December 08, 2011|By Noelle Carter | Los Angeles Times

While you can't run an electric cooker under cold water to quickly bring down the pressure after cooking, the models we tested come with quick-release pressure valves. Easy as they are to operate — flipping the knob to open — the short handle on many of the models makes it almost impossible to keep your fingers clear of the hot steam as it escapes. This is easily remedied by using a pot-holder or a long-handled utensil, but it can be a little alarming — and extremely hot — if you're not ready for it. The Fagor, Nesco and All-Clad test models had slightly longer handles, which was immediately appreciated.

So what about some of those other functions?
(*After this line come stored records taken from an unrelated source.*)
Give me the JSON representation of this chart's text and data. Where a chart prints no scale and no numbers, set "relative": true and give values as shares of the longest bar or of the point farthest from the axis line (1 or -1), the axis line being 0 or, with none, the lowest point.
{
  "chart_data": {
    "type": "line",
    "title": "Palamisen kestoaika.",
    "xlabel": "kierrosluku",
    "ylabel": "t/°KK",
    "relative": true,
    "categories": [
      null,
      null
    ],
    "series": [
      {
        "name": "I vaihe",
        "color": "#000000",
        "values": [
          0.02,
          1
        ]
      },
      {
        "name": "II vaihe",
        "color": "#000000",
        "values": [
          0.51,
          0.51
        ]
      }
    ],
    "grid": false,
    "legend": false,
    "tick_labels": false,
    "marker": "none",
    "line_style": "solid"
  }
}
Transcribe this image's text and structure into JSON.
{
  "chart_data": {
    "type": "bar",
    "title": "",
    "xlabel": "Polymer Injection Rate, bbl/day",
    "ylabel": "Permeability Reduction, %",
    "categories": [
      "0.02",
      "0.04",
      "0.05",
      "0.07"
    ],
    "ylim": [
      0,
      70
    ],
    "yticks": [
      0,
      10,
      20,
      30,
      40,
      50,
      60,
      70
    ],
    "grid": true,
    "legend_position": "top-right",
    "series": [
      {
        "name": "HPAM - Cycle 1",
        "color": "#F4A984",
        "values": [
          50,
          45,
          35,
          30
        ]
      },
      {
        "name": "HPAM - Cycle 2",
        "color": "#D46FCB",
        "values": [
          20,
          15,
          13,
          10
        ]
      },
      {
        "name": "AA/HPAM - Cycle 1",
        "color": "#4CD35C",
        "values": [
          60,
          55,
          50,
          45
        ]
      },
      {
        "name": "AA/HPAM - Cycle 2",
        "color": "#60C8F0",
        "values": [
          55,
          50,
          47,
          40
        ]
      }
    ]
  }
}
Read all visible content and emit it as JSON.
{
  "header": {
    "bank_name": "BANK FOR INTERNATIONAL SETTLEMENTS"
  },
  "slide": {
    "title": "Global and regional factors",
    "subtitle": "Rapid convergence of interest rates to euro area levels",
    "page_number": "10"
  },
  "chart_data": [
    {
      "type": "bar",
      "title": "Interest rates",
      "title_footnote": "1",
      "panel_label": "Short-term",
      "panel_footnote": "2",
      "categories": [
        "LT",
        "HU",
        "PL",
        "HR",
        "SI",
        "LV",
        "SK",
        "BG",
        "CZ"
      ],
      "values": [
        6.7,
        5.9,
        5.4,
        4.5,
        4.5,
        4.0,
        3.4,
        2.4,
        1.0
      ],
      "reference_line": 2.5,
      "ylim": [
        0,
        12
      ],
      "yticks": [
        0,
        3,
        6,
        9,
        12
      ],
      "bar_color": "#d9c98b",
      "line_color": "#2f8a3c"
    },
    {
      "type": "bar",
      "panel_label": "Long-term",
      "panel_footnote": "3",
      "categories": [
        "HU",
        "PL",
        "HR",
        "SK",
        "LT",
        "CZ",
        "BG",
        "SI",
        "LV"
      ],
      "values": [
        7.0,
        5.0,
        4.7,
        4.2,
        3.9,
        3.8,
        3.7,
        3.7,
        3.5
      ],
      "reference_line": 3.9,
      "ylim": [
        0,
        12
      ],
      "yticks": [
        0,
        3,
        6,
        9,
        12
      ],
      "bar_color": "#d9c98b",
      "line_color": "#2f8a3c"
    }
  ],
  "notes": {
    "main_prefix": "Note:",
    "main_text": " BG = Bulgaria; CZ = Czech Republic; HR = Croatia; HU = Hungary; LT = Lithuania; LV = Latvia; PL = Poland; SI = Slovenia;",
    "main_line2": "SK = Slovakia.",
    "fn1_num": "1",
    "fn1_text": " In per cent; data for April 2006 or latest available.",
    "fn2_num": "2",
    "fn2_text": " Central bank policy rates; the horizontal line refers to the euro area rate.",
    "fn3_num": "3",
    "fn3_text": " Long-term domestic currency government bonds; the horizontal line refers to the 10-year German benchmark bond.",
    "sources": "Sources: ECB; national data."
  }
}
Can they cook rice? The Fagor includes a specific rice setting in the display, and all the models except the All-Clad give some sort of instruction on cooking rice in their manuals (the Fagor and Cuisinart are very specific; the Nesco and Deni are much more vague). The results were hit or miss. The Fagor and Cuisinart made great rice the first time out; coaxing better results out of the others might just depend on getting more of a feel for the cooker.

And slow cooking? Sort of the opposite of pressure cooking, which involves cooking quickly under pressure, slow cooking involves heating a food over very low heat for hours on end, no pressure involved. The Nesco, Deni and Fagor doubled as slow cookers with pretty impressive results. The Fagor even offers high and low slow cooking options. We tested the models using a general slow cooker recipe for pulled pork; after several hours, the pulled pork came out moist and wonderfully flavorful; only the batch from the Fagor was a little dry.

The most important thing is getting to know each pressure cooker, and getting a feel for how each one works. One pressure cooker may heat more or less quickly than another, and moisture loss can vary between models. All of this can affect cooking time, consistency and flavor. Start by trying recipes that come with the unit; generally, they've been tested for that particular machine. Then experiment.

That said, I'm clearing a little space on the counter top, just in case Santa is listening.